I am thankful for gifts I was given – a singing voice, a little writing ability – and that I am able to work with those gifts, and even have some fun with them and bring a little pleasure, a little laughter, to other people. Years ago I wrote a song with the lines, “Give yourself to your gift, bring your gift to the world. I won’t tell you that it’s easy, but anything else is much too hard.”

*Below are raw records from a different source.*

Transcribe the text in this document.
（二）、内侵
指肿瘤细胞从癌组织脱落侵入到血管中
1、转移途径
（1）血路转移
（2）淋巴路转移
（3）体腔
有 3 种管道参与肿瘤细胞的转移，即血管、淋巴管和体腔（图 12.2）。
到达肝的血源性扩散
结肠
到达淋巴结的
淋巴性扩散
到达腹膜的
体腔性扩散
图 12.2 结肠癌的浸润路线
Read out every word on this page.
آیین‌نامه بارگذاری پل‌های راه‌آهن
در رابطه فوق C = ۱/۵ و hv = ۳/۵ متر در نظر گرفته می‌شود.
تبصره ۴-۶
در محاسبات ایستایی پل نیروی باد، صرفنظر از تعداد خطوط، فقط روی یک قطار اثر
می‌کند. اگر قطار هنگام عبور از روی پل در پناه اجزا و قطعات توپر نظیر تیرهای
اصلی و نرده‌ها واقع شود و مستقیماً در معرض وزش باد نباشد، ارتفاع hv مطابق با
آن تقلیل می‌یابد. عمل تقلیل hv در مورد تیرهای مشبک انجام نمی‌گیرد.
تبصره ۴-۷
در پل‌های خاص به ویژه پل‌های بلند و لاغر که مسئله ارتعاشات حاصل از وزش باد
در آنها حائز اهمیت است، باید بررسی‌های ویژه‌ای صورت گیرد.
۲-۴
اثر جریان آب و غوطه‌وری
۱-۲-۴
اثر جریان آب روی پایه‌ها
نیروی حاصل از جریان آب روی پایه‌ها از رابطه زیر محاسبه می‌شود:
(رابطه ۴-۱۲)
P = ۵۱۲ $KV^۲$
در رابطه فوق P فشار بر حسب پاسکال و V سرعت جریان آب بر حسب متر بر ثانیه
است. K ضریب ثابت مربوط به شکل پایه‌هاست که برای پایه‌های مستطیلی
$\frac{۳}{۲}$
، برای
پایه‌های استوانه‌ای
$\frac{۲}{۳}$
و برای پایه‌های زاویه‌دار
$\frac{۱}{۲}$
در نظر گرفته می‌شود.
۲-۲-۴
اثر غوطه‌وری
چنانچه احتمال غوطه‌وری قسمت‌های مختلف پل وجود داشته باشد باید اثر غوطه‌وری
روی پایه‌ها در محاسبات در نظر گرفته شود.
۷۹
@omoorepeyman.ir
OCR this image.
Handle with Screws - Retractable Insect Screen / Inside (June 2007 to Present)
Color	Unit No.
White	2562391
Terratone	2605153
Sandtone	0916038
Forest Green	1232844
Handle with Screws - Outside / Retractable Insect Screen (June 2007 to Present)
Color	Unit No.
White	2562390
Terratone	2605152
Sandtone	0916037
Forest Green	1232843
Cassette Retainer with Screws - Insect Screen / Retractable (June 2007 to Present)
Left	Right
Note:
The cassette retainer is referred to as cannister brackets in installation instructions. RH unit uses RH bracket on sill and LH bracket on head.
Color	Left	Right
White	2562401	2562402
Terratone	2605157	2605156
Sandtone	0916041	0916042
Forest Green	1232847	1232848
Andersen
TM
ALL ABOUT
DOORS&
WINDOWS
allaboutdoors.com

I read tonight of a woman in California who watched refugees on the news and saw so many of them carrying their children. So she started collecting baby carriers – slings, and backpacks, whatever people could donate that would allow refugees who are carrying everything they own to have a way to keep their children held securely as they traveled. She and some friends flew over and gave the baby carriers to refugees. I am thankful for that woman and the idea she had and the actions she and her friends took. She reminds me that if we do what we can do, it might not seem like much, but it is enough.
I am thankful for people who do what they can do. I ask myself, have I done what I can do? Have I done enough?
I am thankful that I am still here to ask those questions.
Today I pray for the healing of the world, and that I may do my part, and I say thanks - thanks for everything.
Thanks for reading.
Paged through one of Rick’s old notebooks, looking for a Thanksgiving illustration, and found it, and here it is. Happy Thanksgiving to you and yours.